Zenefits, the software startup that has faced a number of regulatory penalties, said on Thursday it is changing its business to provide software to insurance brokers.
In a change of course, Zenefits will no longer act as an insurance broker but rather will provide software to brokerages that sell benefits to companies, Zenefits said.
It will get a slice of revenue from the deals those brokerage firms make. Its first customer is Atlanta-based broker OneDigital.
Chief Executive Jay Fulcher, who in February became Zenefits’ third CEO in a year, said Zenefits’ expertise is in software, not insurance brokerage, and the startup suffered from not having brokers in local markets to meet with businesses and explain insurance options face to face.
“Brokerage kind of requires a really personal approach,” Fulcher said.
Zenefits was founded in 2013 and originally provided free software for businesses to automate their human resources services, such as hiring and payroll, and made money acting as a broker, selling companies health insurance plans. In early 2016, Zenefits co-founder and CEO Parker Conrad resigned amid revelations that employees had been selling health insurance without the proper licensing. Regulators opened investigations into the company and a number of states levied fines against Zenefits. The company was forced to slash its own valuation from $4.5 billion to $2 billion to avoid litigation from its investors.
In its new iteration, Zenefits will keep and even expand its human resources software but will no longer give it away for free.
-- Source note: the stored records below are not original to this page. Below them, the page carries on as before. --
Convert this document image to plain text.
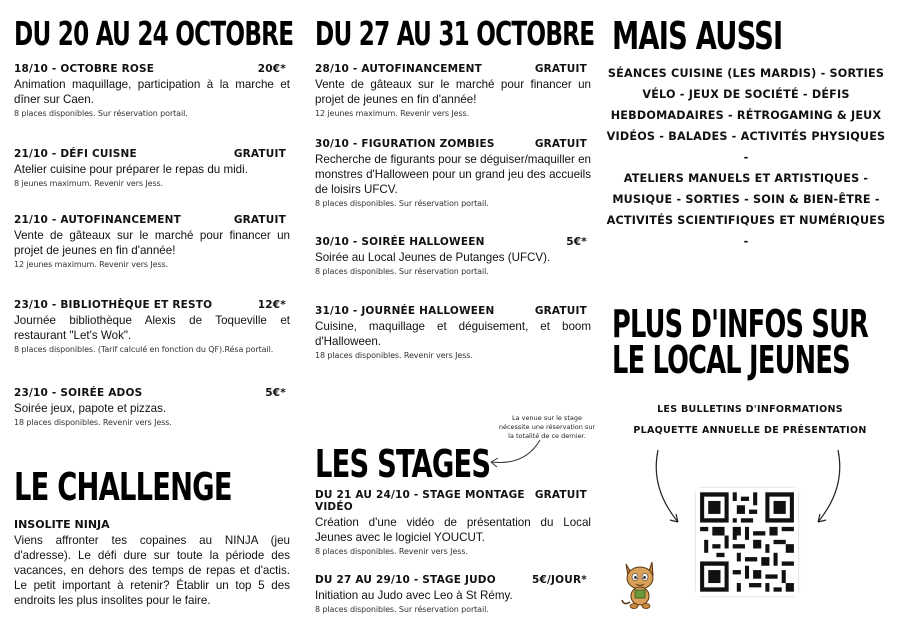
DU 20 AU 24 OCTOBRE
18/10 - OCTOBRE ROSE	20€*
Animation maquillage, participation à la marche et dîner sur Caen.
8 places disponibles. Sur réservation portail.
21/10 - DÉFI CUISNE	GRATUIT
Atelier cuisine pour préparer le repas du midi.
8 jeunes maximum. Revenir vers Jess.
21/10 - AUTOFINANCEMENT	GRATUIT
Vente de gâteaux sur le marché pour financer un projet de jeunes en fin d'année!
12 jeunes maximum. Revenir vers Jess.
23/10 - BIBLIOTHÈQUE ET RESTO	12€*
Journée bibliothèque Alexis de Toqueville et restaurant "Let's Wok".
8 places disponibles. (Tarif calculé en fonction du QF).Résa portail.
23/10 - SOIRÉE ADOS	5€*
Soirée jeux, papote et pizzas.
18 places disponibles. Revenir vers Jess.
LE CHALLENGE
INSOLITE NINJA
Viens affronter tes copaines au NINJA (jeu d'adresse). Le défi dure sur toute la période des vacances, en dehors des temps de repas et d'actis. Le petit important à retenir? Établir un top 5 des endroits les plus insolites pour le faire.
DU 27 AU 31 OCTOBRE
28/10 - AUTOFINANCEMENT	GRATUIT
Vente de gâteaux sur le marché pour financer un projet de jeunes en fin d'année!
12 jeunes maximum. Revenir vers Jess.
30/10 - FIGURATION ZOMBIES	GRATUIT
Recherche de figurants pour se déguiser/maquiller en monstres d'Halloween pour un grand jeu des accueils de loisirs UFCV.
8 places disponibles. Sur réservation portail.
30/10 - SOIRÉE HALLOWEEN	5€*
Soirée au Local Jeunes de Putanges (UFCV).
8 places disponibles. Sur réservation portail.
31/10 - JOURNÉE HALLOWEEN	GRATUIT
Cuisine, maquillage et déguisement, et boom d'Halloween.
18 places disponibles. Revenir vers Jess.
LES STAGES
La venue sur le stage nécessite une réservation sur la totalité de ce dernier.
DU 21 AU 24/10 - STAGE MONTAGE VIDÉO
GRATUIT
Création d'une vidéo de présentation du Local Jeunes avec le logiciel YOUCUT.
8 places disponibles. Revenir vers Jess.
DU 27 AU 29/10 - STAGE JUDO	5€/JOUR*
Initiation au Judo avec Leo à St Rémy.
8 places disponibles. Sur réservation portail.
MAIS AUSSI
SÉANCES CUISINE (LES MARDIS) - SORTIES
VÉLO - JEUX DE SOCIÉTÉ - DÉFIS
HEBDOMADAIRES - RÉTROGAMING & JEUX
VIDÉOS - BALADES - ACTIVITÉS PHYSIQUES -
ATELIERS MANUELS ET ARTISTIQUES -
MUSIQUE - SORTIES - SOIN & BIEN-ÊTRE -
ACTIVITÉS SCIENTIFIQUES ET NUMÉRIQUES -
PLUS D'INFOS SUR
LE LOCAL JEUNES
LES BULLETINS D'INFORMATIONS
PLAQUETTE ANNUELLE DE PRÉSENTATION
It had already begun charging for some of its services.
Zenefits still has some 8,700 customers for which it was acting as a broker, and will transfer those customers over to OneDigital.
Fulcher said the company was moving beyond the controversies of the last year and a half.
“Despite the turbulence, there’s a really smart team here,” he said. “The company’s just got incredibly good bones and the ingredients are all there for the company to be an industry leader.”
Zenefits has about 500 employees, following hundreds of layoffs last year.